I am mixed Black and White, but I look pretty White because my Black parent (dad) is really light and a lot of people don’t even guess that he’s Black. Most people think I am Italian or Armenian or something. My question is—since I get so sick of explaining that I’m part Black, do I have to? I have read your column a bunch of times and I you always advise Mixed people to identify however they choose and to accept a “flexible racial identity” if they want. So why not just let people think I’m White if they’re going to think I’m White anyway?
My dad says it is bad to try to pass, but I’m not. Passing would be if I lied and said I was White. Right? I’m just letting them think whatever they want because it’s easier.
Signed- Light Girl
Dear Light Girl,
Yup—I did say all that about Mixed people having flexible identities. And I would never instruct you on how you should identify or on whether you should correct people when they assume you are White.
You absolutely can and should identify yourself racially however you see fit. I stand by this. However, if you were my therapy client, I would flip this back on you and ask—what do you think?
Should you allow people to go on believing that you are White, even as they get to know you?
I suspect you’re ambivalent about this, otherwise you wouldn’t have written this letter. You didn’t say how old you were, but you did refer to yourself as a girl.

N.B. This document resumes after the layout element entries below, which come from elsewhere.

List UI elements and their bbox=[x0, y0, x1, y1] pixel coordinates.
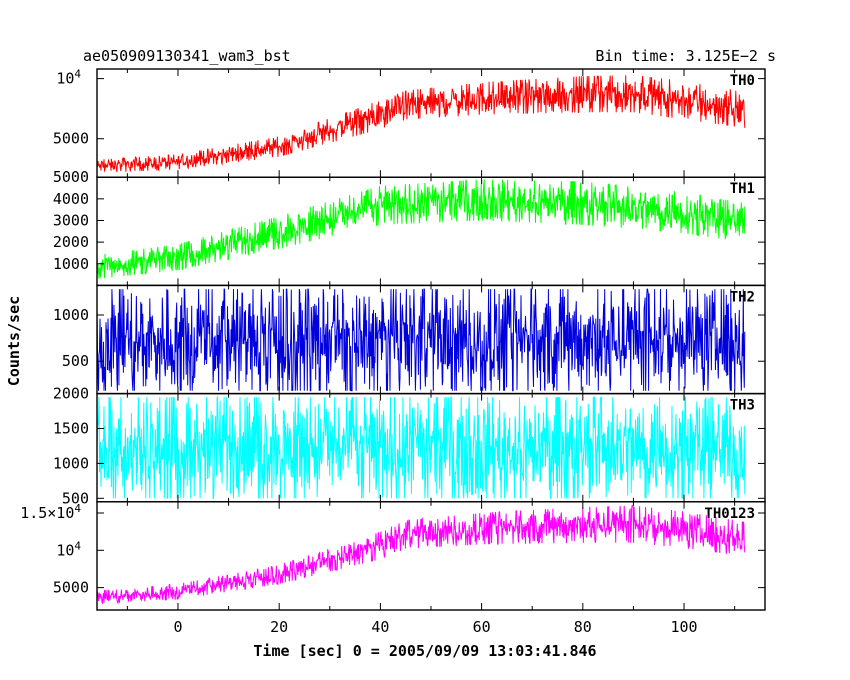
panel-th1: 5000 4000 3000 2000 1000 TH1 bbox=[53, 168, 766, 287]
y-tick-label: 4000 bbox=[53, 190, 89, 208]
x-axis: 0 20 40 60 80 100 bbox=[173, 618, 697, 636]
series-th2 bbox=[96, 288, 746, 392]
y-tick-label: 1500 bbox=[53, 420, 89, 438]
x-tick-label: 40 bbox=[371, 618, 389, 636]
panel-label: TH0123 bbox=[704, 506, 755, 522]
y-tick-label: 104 bbox=[56, 68, 81, 88]
panel-th2: 1000 500 TH2 bbox=[53, 284, 766, 395]
panel-label: TH0 bbox=[730, 73, 755, 89]
panel-th3: 2000 1500 1000 500 TH3 bbox=[53, 385, 766, 507]
y-tick-label: 1000 bbox=[53, 454, 89, 472]
series-th1 bbox=[96, 179, 746, 279]
y-tick-label: 5000 bbox=[53, 130, 89, 148]
bin-time-label: Bin time: 3.125E−2 s bbox=[595, 47, 776, 65]
panel-th0: 104 5000 TH0 bbox=[53, 68, 766, 178]
panel-frame bbox=[96, 176, 766, 287]
y-tick-label: 5000 bbox=[53, 168, 89, 186]
panel-label: TH2 bbox=[730, 289, 755, 305]
panel-th0123: 1.5×104 104 5000 TH0123 bbox=[20, 501, 766, 611]
y-tick-label: 2000 bbox=[53, 385, 89, 403]
series-th3 bbox=[96, 395, 746, 499]
series-th0 bbox=[96, 75, 746, 173]
x-tick-label: 100 bbox=[670, 618, 697, 636]
chart-title: ae050909130341_wam3_bst bbox=[83, 47, 291, 65]
x-tick-label: 20 bbox=[270, 618, 288, 636]
y-tick-label: 500 bbox=[62, 352, 89, 370]
y-tick-label: 500 bbox=[62, 489, 89, 507]
x-tick-label: 80 bbox=[574, 618, 592, 636]
y-tick-label: 104 bbox=[56, 539, 81, 559]
y-axis-label: Counts/sec bbox=[5, 296, 23, 386]
x-axis-label: Time [sec] 0 = 2005/09/09 13:03:41.846 bbox=[253, 642, 596, 660]
y-tick-label: 1000 bbox=[53, 306, 89, 324]
x-tick-label: 0 bbox=[173, 618, 182, 636]
panels-group: 1045000TH050004000300020001000TH11000500… bbox=[20, 68, 766, 611]
y-tick-label: 1000 bbox=[53, 255, 89, 273]
y-tick-label: 2000 bbox=[53, 233, 89, 251]
panel-label: TH1 bbox=[730, 181, 755, 197]
y-tick-label: 1.5×104 bbox=[20, 502, 81, 522]
series-th0123 bbox=[96, 505, 746, 605]
y-tick-label: 5000 bbox=[53, 579, 89, 597]
x-tick-label: 60 bbox=[473, 618, 491, 636]
y-tick-label: 3000 bbox=[53, 211, 89, 229]
panel-label: TH3 bbox=[730, 398, 755, 414]
panel-frame bbox=[96, 501, 766, 611]
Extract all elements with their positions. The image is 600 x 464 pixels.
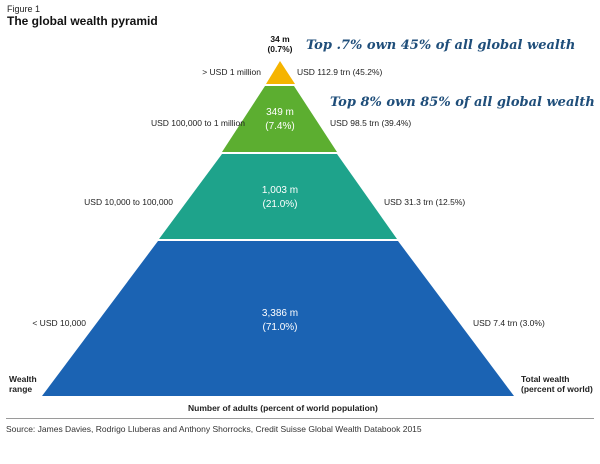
range-base: < USD 10,000 [32,318,86,328]
wealth-top: USD 112.9 trn (45.2%) [297,67,383,77]
tier-upper-percent: (7.4%) [265,121,295,132]
tier-base-label: 3,386 m (71.0%) [245,307,315,335]
wealth-range-label-line2: range [9,384,33,394]
tier-middle-label: 1,003 m (21.0%) [245,184,315,212]
total-wealth-label-line1: Total wealth [521,374,570,384]
wealth-middle: USD 31.3 trn (12.5%) [384,197,466,207]
tier-top-shape [266,61,295,84]
figure-title: The global wealth pyramid [7,14,158,28]
tier-middle-adults: 1,003 m [261,185,299,196]
figure-label: Figure 1 [7,4,41,14]
total-wealth-label: Total wealth (percent of world) [521,374,593,394]
range-top: > USD 1 million [202,67,261,77]
tier-upper-label: 349 m (7.4%) [250,106,310,134]
tier-top-label: 34 m (0.7%) [255,34,305,54]
tier-base-adults: 3,386 m [261,308,299,319]
annotation-top-8: Top 8% own 85% of all global wealth [330,95,595,110]
wealth-upper: USD 98.5 trn (39.4%) [330,118,412,128]
tier-base-percent: (71.0%) [262,322,298,333]
tier-upper-adults: 349 m [266,107,294,118]
wealth-range-label: Wealth range [9,374,37,394]
tier-middle-percent: (21.0%) [262,199,298,210]
range-middle: USD 10,000 to 100,000 [84,197,173,207]
adults-axis-label: Number of adults (percent of world popul… [188,403,378,413]
source-note: Source: James Davies, Rodrigo Lluberas a… [6,424,422,434]
tier-middle-shape [159,154,397,239]
wealth-range-label-line1: Wealth [9,374,37,384]
divider [6,418,594,419]
annotation-top-07: Top .7% own 45% of all global wealth [306,38,576,53]
range-upper: USD 100,000 to 1 million [150,118,245,128]
total-wealth-label-line2: (percent of world) [521,384,593,394]
tier-top-adults: 34 m [270,34,290,44]
tier-top-percent: (0.7%) [267,44,293,54]
wealth-base: USD 7.4 trn (3.0%) [473,318,545,328]
tier-upper-shape [222,86,337,152]
tier-base-shape [42,241,514,396]
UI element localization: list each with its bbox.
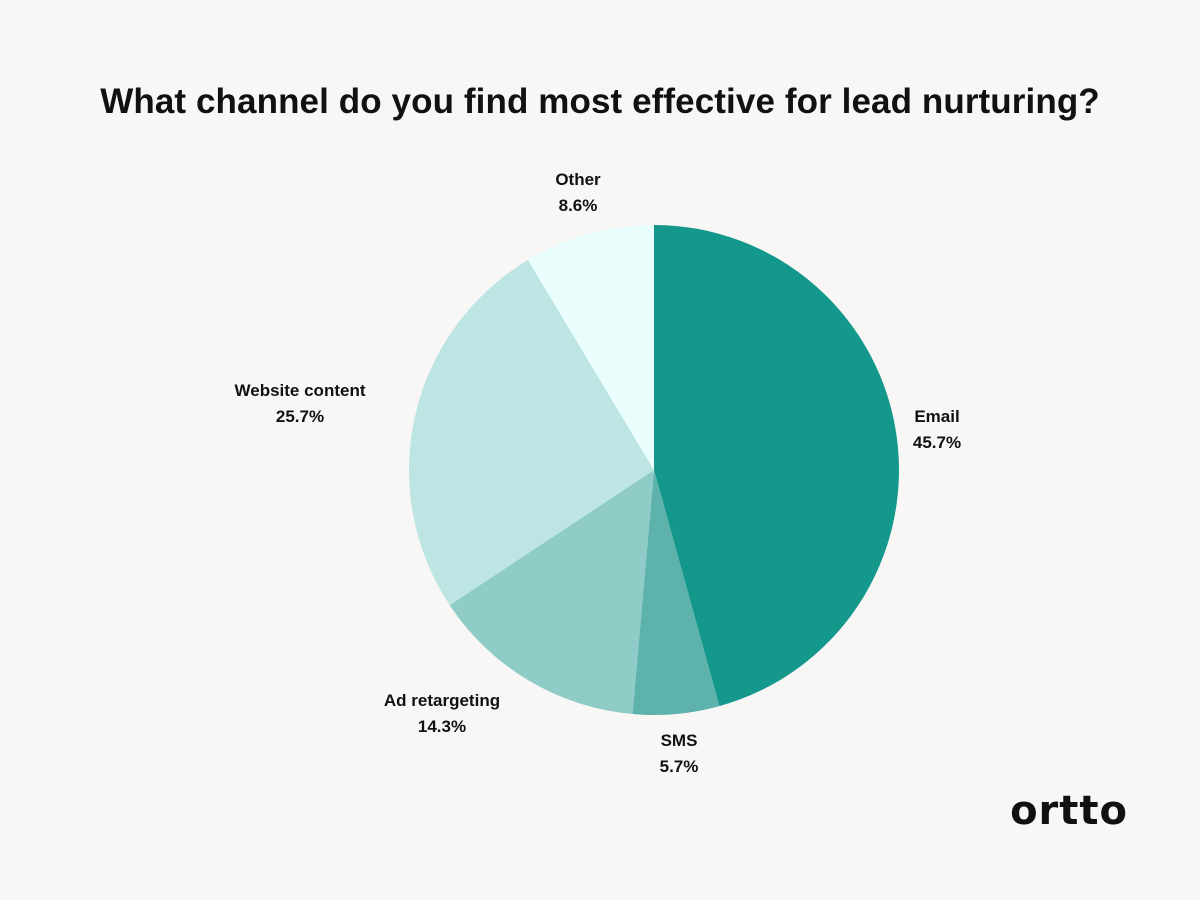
slice-label-website-content: Website content 25.7% — [235, 378, 366, 430]
slice-label-ad-retargeting: Ad retargeting 14.3% — [384, 688, 500, 740]
slice-label-sms-value: 5.7% — [659, 757, 699, 776]
pie-slice-email — [654, 225, 899, 707]
slice-label-other: Other 8.6% — [555, 167, 600, 219]
slice-label-ad-retargeting-value: 14.3% — [417, 717, 467, 736]
slice-label-sms-name: SMS — [660, 731, 698, 750]
slice-label-website-content-name: Website content — [234, 381, 366, 400]
slice-label-email-value: 45.7% — [912, 433, 962, 452]
pie-slice-sms — [632, 470, 720, 715]
slice-label-website-content-value: 25.7% — [275, 407, 325, 426]
slice-label-other-name: Other — [555, 170, 601, 189]
slice-label-sms: SMS 5.7% — [660, 728, 699, 780]
slice-label-email-name: Email — [914, 407, 960, 426]
pie-slice-website-content — [409, 259, 654, 606]
slice-label-email: Email 45.7% — [913, 404, 961, 456]
slice-label-ad-retargeting-name: Ad retargeting — [383, 691, 501, 710]
slice-label-other-value: 8.6% — [558, 196, 598, 215]
chart-title: What channel do you find most effective … — [100, 82, 1100, 121]
pie-slice-other — [527, 225, 654, 470]
ortto-logo: ortto — [1010, 788, 1128, 834]
pie-slice-ad-retargeting — [449, 470, 654, 715]
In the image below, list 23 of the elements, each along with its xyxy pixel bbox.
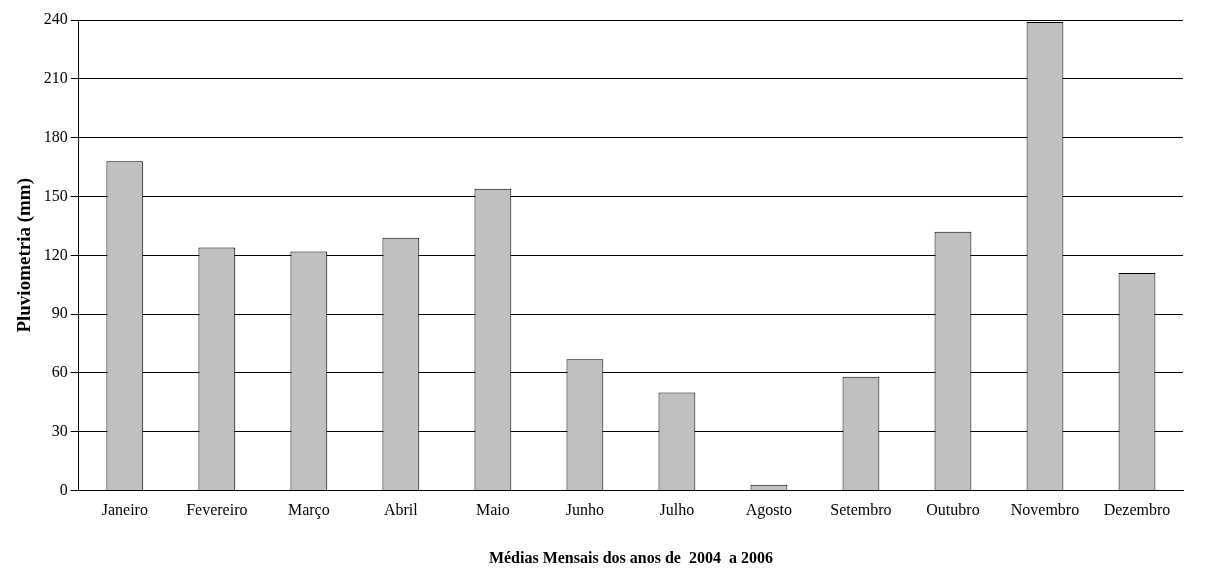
- y-tick-label: 240: [43, 10, 68, 28]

I am going to take the liberty of assuming that you are quite young—no disrespect intended. In any case, it sounds as if you have a few things to sort out about your racial identity—which is a totally normal part of being Mixed, by the way.
Before we talk about you, though, let’s have a brief discussion about this sticky business of “Passing.” (Meaning, so we’re all on the same page, “Passing for a White person.”) The next time your dad tells you it’s “bad” to pass, ask him to explain what he means. You mentioned that Dad is also light-skinned. Has he ever passed for White, or failed to disabuse someone who believed he was White? If so, what was that like for him? Did he feel guilty for hiding his Black identity? Why? It is definitely worth having this conversation with him if possible.
Historically, especially during the Jim Crow era, when there was a strict rule about “one drop of Black blood” (making you Black), Black people who were light enough, with Caucasian features, would “Pass” in order to secretly attain the privileges reserved for Whites. It was a conscious deception, which often involved rejecting or abandoning one’s darker-skinned Black family. People “passed” out of a toxic combination of shame, convenience, fear and self-loathing.
So back to that flexibility thing. With a fluid, Mixed race identity and a racially ambiguous appearance, you have a choice about how to identify. But even for those whose African Ancestry is very apparent, identity can be complicated.
Years ago, I was conducting a study involving high school students. At the top of the questionnaire, I had a section where students were asked to identify their ethnicity and race. Being Mixed myself and hyper-aware of the limitations of demographic box checking, I told them to check all that applied and to be as specific as they liked. I included choices like Afro-Caribbean, Multiracial (specify), Latina (specify), among many others. I received hundreds of surveys back and not a single child chose the African American box! Not a single one. Maybe I provided too many choices, but still, I was shocked. My point is that identifying oneself as Black is not always easy or safe. African Ancestry—the physical traits, the negative stereotypes—is denigrated all over the world, not only in this country. This is precisely why it’s important to stand up for it. Historically, there have always been many who have opted out of Blackness when given the chance. But when we deny our Black heritage, either actively or by omission, we are disparaging a piece of ourselves. Shame, self-loathing, call it what you will, it weighs heavy on the heart. Lying, especially living a lie, affects mental health, leading to anxiety, depression, even physical ailments.
So if you have any doubts about how or whether to acknowledge your invisible Black ancestry, listen to your body. Are you anxious? Guilty? Just fine?
Of course, there are many in the Multiracial community who would say that the lie is claiming Blackness when you appear White. This school of thought believes that race is purely physical and that, if you look White you are White.
Personally, I believe in an inclusive identity. But I also believe it’s a personal choice. Ask yourself the question: when I claim Whiteness without acknowledging Blackness, what do I lose? Am I okay with that? Only you know the answers.